Deploy Your Model

The Deploy page provides information that lets you fully analyze and understand the effectiveness of your model before deploying it to production. Once satisfied, you deploy your model using this page, which collects necessary information from the pipeline job to be able to run the deployed models in utilization. This information includes:

The most optimal hyperparameters for deployed models.
How to generate and transform features selected for the deployed models.

Analyze Pipeline Performance Overview Statistics

General statistics shown here include:

Features Generated: Number of features generated for the entire data set.

Features Selected: Number of features selected for the data set based on being able to positively contribute to predictive accuracy.

Models Iterated: Number of times models were iterated with different hyperparameter settings during the pipeline job.

Train Time: Total train time across all targets and target groups during Pipeline. This total time is not sequential however, as much of the Pipeline is run in parallel through the XperiFlow Conduit Orchestration.

The charts on this page include:

“Best” Models: Descending bar chart that visualizes the breakdown of best models selected across all targets, so you can understand how frequently different models and model types are winning.

Baseline Win Margin by Group Significance: Each bar in this chart represents an even-sized bin of targets. Bar heights indicate the percent by which the best statistical or machine learning model beat or lost to the best baseline model based on the selected error metric, summed across all targets within the bin.

The light blue line in the chart represents the bin's total significance. Bin refers to the value amount selected during the Data section, such as total units or dollars. Positive win margins are ideal. This means that machine learning and statistical models are beating the simplistic models on average.

It is possible however, for a bar to be negative due to an instance where the best baseline model beats the best machine learning or statistical model. For example, in a ten-target bin, nine machine learning and statistical models can beat the best baseline by 10 percent each, but one baseline model that wins by 120 percent can swing the bar to be negative.

Use the Overview view to get valuable insight by analyzing the Best Models and Baseline Win Margin by Group Significance charts. This can help answer questions such as:

How often are my machine learning and statistical models beating the best baseline model?
By how much are my best machine learning and statistical models beating the best baseline model?
Are the best baseline models being beaten for my most significant targets? This is specific to non-units-based value dimensions, such as sales dollars.

Analyze Backtest Results

The Backtests view provides an aggregated view of how well the models selected during Pipeline performed for the whole data set. It provides a similar view to the Train page, but does so in relation to the holdout set of data.

Use information in the Backtest view to get valuable insights by analyzing evaluation metrics across models and targets. This can help answer questions such as:

Which type of model has the best accuracy for a given target?
Did actuals often fall within the prediction interval bounds?
Which features are important to predictions of different models for different targets?
By how much did the model win?
How close are the forecasted values to the actuals in the line chart?
Are there spikes that aren’t being caught by the forecasts? If so, could adding any events help catch these spikes?

Deploy Backtest Accuracy View

To analyze the training results in the Backtests view, click a target in the Targets pane to see the accuracy of each of its deployed models compared to its past data.
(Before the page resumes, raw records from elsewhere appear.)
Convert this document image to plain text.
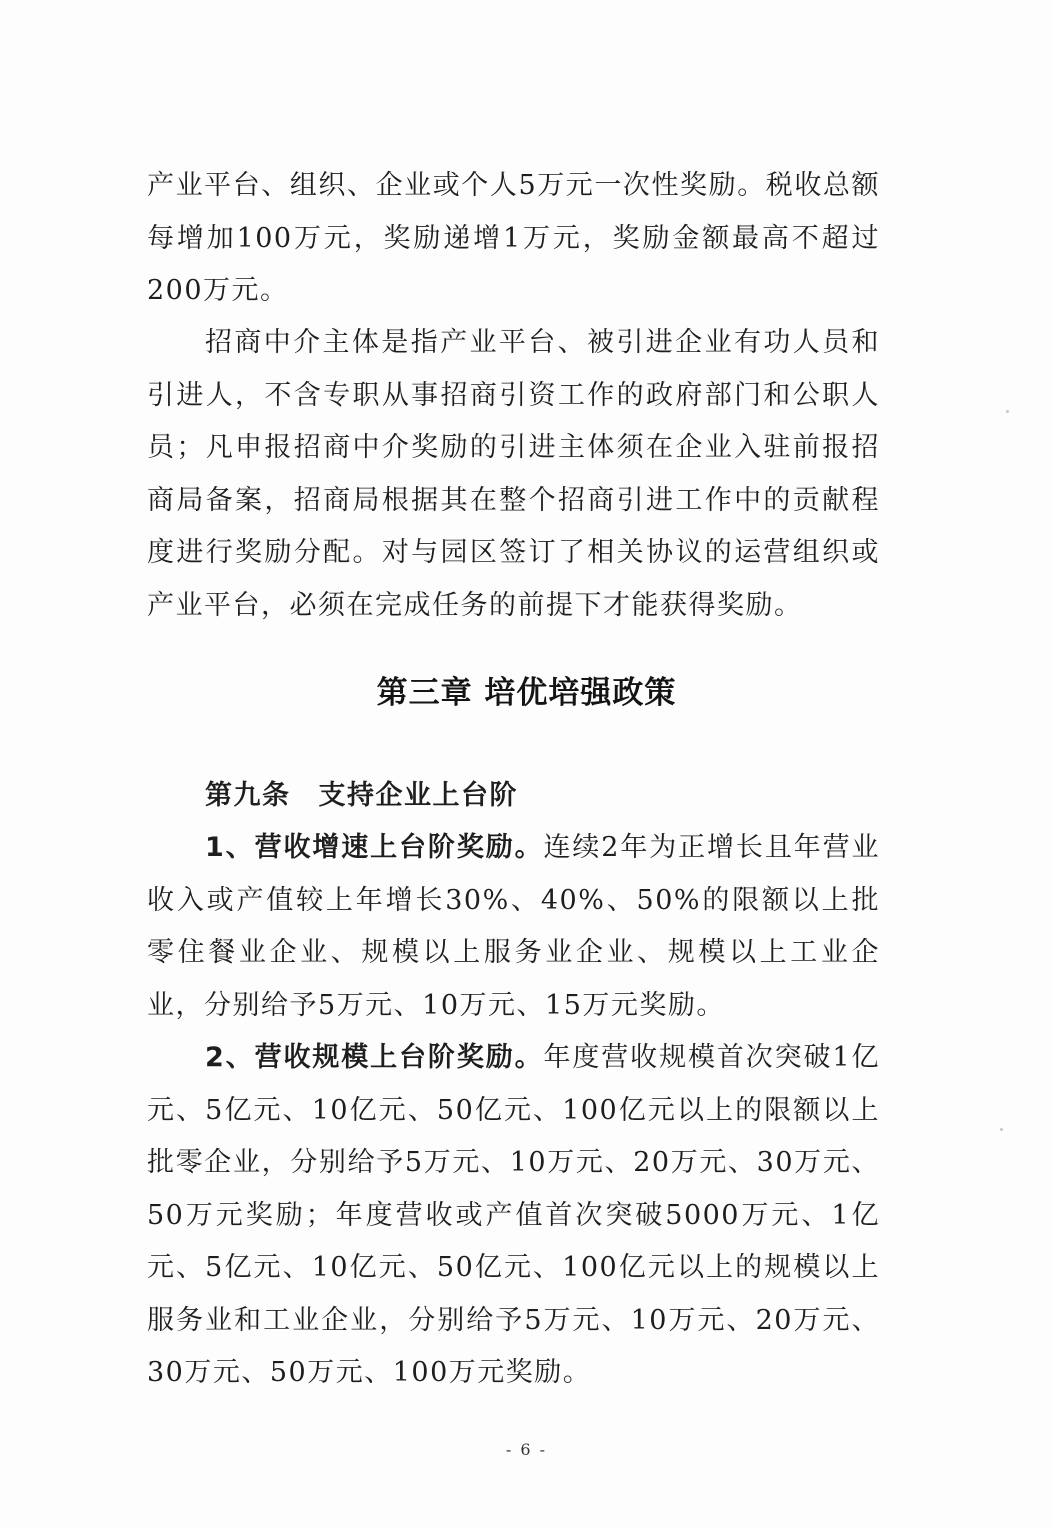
产业平台、组织、企业或个人5万元一次性奖励。税收总额每增加100万元，奖励递增1万元，奖励金额最高不超过200万元。

招商中介主体是指产业平台、被引进企业有功人员和引进人，不含专职从事招商引资工作的政府部门和公职人员；凡申报招商中介奖励的引进主体须在企业入驻前报招商局备案，招商局根据其在整个招商引进工作中的贡献程度进行奖励分配。对与园区签订了相关协议的运营组织或产业平台，必须在完成任务的前提下才能获得奖励。

第三章 培优培强政策
第九条 支持企业上台阶

1、营收增速上台阶奖励。连续2年为正增长且年营业收入或产值较上年增长30%、40%、50%的限额以上批零住餐业企业、规模以上服务业企业、规模以上工业企业，分别给予5万元、10万元、15万元奖励。

2、营收规模上台阶奖励。年度营收规模首次突破1亿元、5亿元、10亿元、50亿元、100亿元以上的限额以上批零企业，分别给予5万元、10万元、20万元、30万元、50万元奖励；年度营收或产值首次突破5000万元、1亿元、5亿元、10亿元、50亿元、100亿元以上的规模以上服务业和工业企业，分别给予5万元、10万元、20万元、30万元、50万元、100万元奖励。

- 6 -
Each model displays its name and category, type of evaluation metric used, and the evaluation metric score. Select a model in the models list to view a line chart that shows how close the forecasted values are to the actuals.

You can review the available statistics and visualizations for each target before deploying the models for utilization.

Deploy Backtest Impact View

The Impact view shows the same information as the Accuracy view, but also includes the feature impact scores for different models. Any target that is a part of the model build can have its models examined in this view. The feature impact score shows how much influence the feature had for a given model. It is the same as the Arena Backtest Accuracy View but is on the holdout set of the split. Only models with features have feature impact data.

Deploy Backtest Explanation View

The Explanation view shows the model metrics, predictions, and prediction intervals (if configured) in different model stages similar to the Accuracy View. The Explanation view also includes the prediction explanations of the models. Select a model from the Leaderboard grid to see its prediction explanations in a Tug of War plot on right side. This plot shows for each data point the features that had the largest magnitude effect (negative or positive) on the prediction for that date. Any target that is a part of the model build can have its models examined in this view. It is the same as the Arena Explanation view but is on the holdout set of the split. Only models with features have feature explanation data.

TIP: To drill down into a specific date, double-click the date in the tug-of-war plot to see a feature-by-feature view of prediction explanations for that date.

Deploy Your Model

After reviewing the available statistics and visualizations for each target, click the Run Deploy button. This creates the deployment job, which upon completion changes the project's status and moves the project from the Model Build phase to the Utilization phase.

The deployment job takes the best models selected during pipeline and deploys them for generating forecasts.

Additionally, after the models have been chosen for deployment, Sensible Machine Learning creates the feature schemas and pre-trained models needed to run predictions against the models in the Utilization phase.